Karma Is Weird

Here we are again, and another Wednesday has come and gone. In months gone by, this would be the day when my wife would contact me, either to pick up the dog, or to drop her off. Not these days. She slammed the wall of silence shut four weeks ago today, and has not reopened it — yet.

Since I have not seen her, I have been somewhat hampered in my efforts to reach out to her. I used to use these Wednesdays (or sometimes Thursdays) as opportunities to connect: we would exchange “custody” of the dog, and I’d get a “date night” out of it, and at the same time would usually drop off some little goodie or other; you know, the whole “giving presence” thing. (If you don’t know what I’m talking about, then you’d need to check out Marriage Fitness.) But, with the knowledge that my wife would normally be in town today, I set out to drop off a little package of goodies for her on my way to work.

Since I had to make a deposit at the bank, I swung by a branch that was near the colleague’s house that my wife stays at when she’s in town. The plan was simple: I’d make the deposit, and then drop by the colleague’s house and leave the little package for her there. So, I park my car at the bank and go inside to one of the cash machines to make a deposit. Wouldn’t you know — right in the middle of that transaction my wife goes walking by right outside the bank. Since I’m in the middle of a transaction, I couldn’t just run outside to say hello, so I wrapped it up as fast as I could and then exited the bank. It had only been about 30 seconds, but she was long gone. As I drove away, I was that she was headed down an alley toward the colleague’s house.

Well, there went that plan. Since she keeps her phone shut off, I couldn’t exactly call her to let her know that I’d stop by. So, I just went to work.

While at work, I emailed the colleague to see if it would be okay to drop the package off later in the evening. The colleague said that, as far as she was concerned, I’d be welcome to drop by anytime. (She emphasized this by writing, “Really.” as a separate sentence.) So, I did drop by on my way home to work, and I chatted with the colleague briefly. Actually, she invited me in, and said I’d be welcome to wait for my wife to arrive. Her arrival was more than an hour off, and since she had no idea I’d be there, I declined. She asked about me, and about our dog, and I said everything was fine. She accepted the package for me, and then told me she’d relate the message (about me and the dog) to my wife, and would give her the package. This is a bit odd, as the colleague knows all about the adulterer, as far as I can determine. I believe she feels really uneasy about what my wife is doing, and I don’t blame her.

So then I came home.

Now, for those Buddhists out there, I’m sure you know that “karma” essentially means “action.” Everything is karma. The fact that I put myself in the eventual path of my wife today, well, that was karma. The fact that she walked right by that bank, that was karma, too. The fact that I missed an opportunity to interact with her, that’s also karma. The fact that this colleague was so helpful is nothing other than karma.

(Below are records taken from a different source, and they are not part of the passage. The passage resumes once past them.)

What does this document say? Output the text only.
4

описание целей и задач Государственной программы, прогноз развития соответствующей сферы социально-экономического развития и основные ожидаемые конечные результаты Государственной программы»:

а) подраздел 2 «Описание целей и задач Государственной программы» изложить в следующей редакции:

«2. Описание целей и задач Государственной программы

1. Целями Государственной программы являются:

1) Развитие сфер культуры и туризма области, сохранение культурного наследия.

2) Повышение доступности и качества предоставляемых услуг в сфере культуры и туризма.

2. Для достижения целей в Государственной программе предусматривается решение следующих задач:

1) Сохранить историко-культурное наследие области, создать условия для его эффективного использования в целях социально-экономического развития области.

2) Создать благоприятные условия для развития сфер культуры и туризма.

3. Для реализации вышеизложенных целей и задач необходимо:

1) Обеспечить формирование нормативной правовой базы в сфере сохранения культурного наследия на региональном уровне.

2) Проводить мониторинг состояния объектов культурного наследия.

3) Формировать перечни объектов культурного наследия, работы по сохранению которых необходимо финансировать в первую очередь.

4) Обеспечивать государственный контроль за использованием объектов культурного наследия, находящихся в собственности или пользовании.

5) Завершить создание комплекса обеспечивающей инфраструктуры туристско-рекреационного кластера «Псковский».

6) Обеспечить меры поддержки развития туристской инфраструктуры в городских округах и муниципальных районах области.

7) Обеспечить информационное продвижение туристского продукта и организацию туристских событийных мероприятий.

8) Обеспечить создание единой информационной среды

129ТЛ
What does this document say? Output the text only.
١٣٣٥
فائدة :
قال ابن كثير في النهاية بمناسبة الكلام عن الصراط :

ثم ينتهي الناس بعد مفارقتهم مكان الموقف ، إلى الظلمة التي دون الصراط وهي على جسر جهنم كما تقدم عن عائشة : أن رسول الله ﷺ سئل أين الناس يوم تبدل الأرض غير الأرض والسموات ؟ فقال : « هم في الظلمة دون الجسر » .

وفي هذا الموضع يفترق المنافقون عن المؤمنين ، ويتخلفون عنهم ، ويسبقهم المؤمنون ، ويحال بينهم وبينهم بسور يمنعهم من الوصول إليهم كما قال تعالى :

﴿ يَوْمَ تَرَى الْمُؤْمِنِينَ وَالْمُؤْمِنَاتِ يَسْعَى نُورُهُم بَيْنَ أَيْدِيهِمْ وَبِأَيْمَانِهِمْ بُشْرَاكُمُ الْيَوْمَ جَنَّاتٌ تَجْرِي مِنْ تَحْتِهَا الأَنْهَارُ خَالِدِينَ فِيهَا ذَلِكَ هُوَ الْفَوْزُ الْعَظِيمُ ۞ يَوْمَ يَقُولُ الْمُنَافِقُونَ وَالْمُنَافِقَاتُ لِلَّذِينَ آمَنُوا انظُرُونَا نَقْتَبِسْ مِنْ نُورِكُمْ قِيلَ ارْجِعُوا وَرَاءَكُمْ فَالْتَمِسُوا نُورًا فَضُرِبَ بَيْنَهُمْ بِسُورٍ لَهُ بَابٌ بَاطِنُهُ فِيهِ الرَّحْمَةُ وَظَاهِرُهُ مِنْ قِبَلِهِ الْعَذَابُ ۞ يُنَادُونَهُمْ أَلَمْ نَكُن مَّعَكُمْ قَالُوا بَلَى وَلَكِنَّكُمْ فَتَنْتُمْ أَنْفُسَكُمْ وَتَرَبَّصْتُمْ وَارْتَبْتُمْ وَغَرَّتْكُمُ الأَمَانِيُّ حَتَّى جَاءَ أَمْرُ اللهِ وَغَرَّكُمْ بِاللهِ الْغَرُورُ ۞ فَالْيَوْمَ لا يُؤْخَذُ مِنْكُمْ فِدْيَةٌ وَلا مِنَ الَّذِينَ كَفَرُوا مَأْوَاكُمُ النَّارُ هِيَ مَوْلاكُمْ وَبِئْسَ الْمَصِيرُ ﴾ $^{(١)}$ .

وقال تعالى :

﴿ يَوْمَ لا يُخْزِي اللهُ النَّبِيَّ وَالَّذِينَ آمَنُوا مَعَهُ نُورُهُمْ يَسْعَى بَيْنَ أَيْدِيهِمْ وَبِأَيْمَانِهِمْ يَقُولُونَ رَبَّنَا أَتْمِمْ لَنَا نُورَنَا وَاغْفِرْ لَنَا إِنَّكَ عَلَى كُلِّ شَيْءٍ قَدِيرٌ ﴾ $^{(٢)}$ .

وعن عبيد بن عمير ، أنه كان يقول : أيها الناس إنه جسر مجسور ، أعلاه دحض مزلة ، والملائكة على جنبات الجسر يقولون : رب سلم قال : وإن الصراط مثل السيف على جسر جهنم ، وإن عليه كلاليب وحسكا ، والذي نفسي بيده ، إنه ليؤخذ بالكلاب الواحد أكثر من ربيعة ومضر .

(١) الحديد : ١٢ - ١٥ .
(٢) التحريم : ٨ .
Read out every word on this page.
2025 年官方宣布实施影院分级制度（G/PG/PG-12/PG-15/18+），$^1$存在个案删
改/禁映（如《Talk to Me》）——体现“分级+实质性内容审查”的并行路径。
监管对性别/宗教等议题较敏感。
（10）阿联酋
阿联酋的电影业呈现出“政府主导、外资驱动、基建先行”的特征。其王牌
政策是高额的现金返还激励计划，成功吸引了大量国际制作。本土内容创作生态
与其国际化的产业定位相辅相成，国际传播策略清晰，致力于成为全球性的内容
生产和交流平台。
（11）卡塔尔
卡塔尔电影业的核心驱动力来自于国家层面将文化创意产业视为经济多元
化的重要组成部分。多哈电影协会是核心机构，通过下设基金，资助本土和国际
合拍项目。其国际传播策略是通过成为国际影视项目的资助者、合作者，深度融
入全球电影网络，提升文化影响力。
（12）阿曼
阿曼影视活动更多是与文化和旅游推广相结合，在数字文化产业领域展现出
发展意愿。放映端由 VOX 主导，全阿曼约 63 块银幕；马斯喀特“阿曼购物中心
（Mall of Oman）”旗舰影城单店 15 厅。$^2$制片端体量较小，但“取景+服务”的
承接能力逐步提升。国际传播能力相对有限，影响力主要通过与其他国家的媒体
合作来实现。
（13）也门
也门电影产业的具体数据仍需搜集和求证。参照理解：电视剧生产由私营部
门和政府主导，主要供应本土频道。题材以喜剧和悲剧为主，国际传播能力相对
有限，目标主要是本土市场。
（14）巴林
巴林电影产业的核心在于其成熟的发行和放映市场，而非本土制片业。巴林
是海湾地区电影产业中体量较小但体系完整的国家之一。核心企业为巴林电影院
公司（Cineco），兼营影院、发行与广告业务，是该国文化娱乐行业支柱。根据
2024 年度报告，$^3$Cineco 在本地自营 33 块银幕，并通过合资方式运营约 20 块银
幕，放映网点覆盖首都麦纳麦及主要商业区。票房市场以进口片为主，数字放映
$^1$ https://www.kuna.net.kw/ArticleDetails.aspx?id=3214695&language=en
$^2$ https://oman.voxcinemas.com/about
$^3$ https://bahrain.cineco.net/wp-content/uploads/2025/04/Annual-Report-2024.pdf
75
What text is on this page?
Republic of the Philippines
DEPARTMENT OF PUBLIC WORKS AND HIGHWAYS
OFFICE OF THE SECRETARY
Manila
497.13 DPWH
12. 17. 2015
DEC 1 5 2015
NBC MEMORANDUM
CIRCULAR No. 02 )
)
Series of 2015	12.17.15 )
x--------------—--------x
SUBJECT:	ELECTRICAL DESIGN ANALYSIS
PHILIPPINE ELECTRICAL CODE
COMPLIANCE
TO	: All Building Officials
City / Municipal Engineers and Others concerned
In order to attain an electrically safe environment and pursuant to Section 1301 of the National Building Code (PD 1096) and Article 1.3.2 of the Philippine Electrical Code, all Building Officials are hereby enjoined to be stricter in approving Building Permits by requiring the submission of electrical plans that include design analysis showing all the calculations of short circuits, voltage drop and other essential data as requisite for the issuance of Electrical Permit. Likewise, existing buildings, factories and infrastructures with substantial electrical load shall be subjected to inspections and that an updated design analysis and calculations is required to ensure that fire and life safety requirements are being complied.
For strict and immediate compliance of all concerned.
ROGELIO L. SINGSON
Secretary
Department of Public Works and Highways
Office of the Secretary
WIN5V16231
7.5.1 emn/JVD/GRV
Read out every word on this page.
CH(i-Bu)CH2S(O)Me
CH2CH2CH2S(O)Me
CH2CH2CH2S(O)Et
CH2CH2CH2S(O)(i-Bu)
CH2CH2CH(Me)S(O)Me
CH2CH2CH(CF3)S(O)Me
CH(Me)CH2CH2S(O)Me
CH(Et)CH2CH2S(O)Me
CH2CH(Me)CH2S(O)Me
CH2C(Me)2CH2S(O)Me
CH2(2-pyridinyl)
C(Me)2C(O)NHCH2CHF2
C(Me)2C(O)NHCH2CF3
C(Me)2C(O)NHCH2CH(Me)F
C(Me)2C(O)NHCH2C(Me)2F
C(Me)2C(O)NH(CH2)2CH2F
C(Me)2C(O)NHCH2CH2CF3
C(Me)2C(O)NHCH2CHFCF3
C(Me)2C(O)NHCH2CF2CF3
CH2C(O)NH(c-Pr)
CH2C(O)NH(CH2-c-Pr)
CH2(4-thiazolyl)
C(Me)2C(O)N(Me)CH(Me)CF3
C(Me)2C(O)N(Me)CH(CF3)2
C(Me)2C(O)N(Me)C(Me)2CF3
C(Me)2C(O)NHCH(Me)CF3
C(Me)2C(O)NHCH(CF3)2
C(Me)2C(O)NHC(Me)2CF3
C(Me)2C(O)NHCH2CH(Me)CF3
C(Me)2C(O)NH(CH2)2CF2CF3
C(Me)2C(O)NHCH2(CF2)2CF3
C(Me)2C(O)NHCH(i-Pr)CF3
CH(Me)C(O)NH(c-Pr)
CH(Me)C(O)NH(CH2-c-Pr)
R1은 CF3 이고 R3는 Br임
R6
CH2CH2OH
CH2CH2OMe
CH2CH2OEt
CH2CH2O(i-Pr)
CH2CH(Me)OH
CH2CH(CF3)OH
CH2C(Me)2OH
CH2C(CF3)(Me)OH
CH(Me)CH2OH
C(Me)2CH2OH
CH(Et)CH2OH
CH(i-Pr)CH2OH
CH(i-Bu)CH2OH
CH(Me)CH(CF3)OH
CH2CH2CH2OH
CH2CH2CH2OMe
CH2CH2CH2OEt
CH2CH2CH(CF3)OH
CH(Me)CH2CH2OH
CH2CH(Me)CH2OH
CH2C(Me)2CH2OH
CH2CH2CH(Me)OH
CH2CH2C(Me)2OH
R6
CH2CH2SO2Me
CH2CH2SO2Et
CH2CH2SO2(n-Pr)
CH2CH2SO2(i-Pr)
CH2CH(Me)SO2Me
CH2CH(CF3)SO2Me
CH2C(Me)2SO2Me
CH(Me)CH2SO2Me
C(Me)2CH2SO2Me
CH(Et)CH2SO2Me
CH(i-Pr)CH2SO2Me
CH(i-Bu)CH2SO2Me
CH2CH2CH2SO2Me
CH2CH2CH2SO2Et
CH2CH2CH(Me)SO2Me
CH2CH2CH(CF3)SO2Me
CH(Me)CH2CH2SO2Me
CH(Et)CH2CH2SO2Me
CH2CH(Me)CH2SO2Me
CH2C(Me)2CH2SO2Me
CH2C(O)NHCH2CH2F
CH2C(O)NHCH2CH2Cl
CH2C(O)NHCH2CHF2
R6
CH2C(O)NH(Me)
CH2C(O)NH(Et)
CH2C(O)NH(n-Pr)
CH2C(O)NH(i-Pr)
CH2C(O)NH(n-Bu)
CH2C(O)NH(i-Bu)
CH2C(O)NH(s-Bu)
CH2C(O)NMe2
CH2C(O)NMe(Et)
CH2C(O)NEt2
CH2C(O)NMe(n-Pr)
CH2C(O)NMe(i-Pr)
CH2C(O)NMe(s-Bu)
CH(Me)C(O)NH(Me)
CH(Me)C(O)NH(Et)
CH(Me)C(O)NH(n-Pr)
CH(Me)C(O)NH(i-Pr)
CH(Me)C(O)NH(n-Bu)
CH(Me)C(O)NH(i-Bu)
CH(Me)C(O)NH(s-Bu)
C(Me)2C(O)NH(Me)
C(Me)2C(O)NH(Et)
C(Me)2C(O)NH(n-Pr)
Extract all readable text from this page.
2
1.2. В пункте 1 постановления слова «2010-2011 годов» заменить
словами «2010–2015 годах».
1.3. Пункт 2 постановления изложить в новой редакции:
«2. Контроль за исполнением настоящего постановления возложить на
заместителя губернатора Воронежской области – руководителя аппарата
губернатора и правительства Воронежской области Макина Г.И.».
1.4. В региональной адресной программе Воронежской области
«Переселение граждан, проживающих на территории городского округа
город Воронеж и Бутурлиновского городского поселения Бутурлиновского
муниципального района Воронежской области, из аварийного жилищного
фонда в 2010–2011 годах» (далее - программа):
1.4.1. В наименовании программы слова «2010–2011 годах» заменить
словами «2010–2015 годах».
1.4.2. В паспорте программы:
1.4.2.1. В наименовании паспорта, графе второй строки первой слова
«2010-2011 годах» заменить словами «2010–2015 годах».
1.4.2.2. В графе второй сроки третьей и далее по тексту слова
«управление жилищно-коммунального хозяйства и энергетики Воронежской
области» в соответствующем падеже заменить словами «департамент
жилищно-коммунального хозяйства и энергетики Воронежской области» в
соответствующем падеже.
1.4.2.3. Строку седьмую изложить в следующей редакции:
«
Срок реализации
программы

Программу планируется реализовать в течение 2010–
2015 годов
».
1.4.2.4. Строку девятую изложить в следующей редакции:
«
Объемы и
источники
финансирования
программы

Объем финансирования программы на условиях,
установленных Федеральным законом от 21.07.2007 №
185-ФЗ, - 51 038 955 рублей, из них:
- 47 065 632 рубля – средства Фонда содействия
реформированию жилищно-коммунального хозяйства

But there’s another action that has happened since my last post, and that’s karma as well. As I wrote in that post, my wife rather unexpectedly unblocked me from her Facebook account. Alas, that lasted all of a few days, no more. As of yesterday morning, she had blocked me again. Apparently my mere presence in her life is so odious that she just cannot take it. Well, truth be told, it’s not me, but rather how my presence reminds her of her actions, and of the errors of her ways. That’s the bigger problem.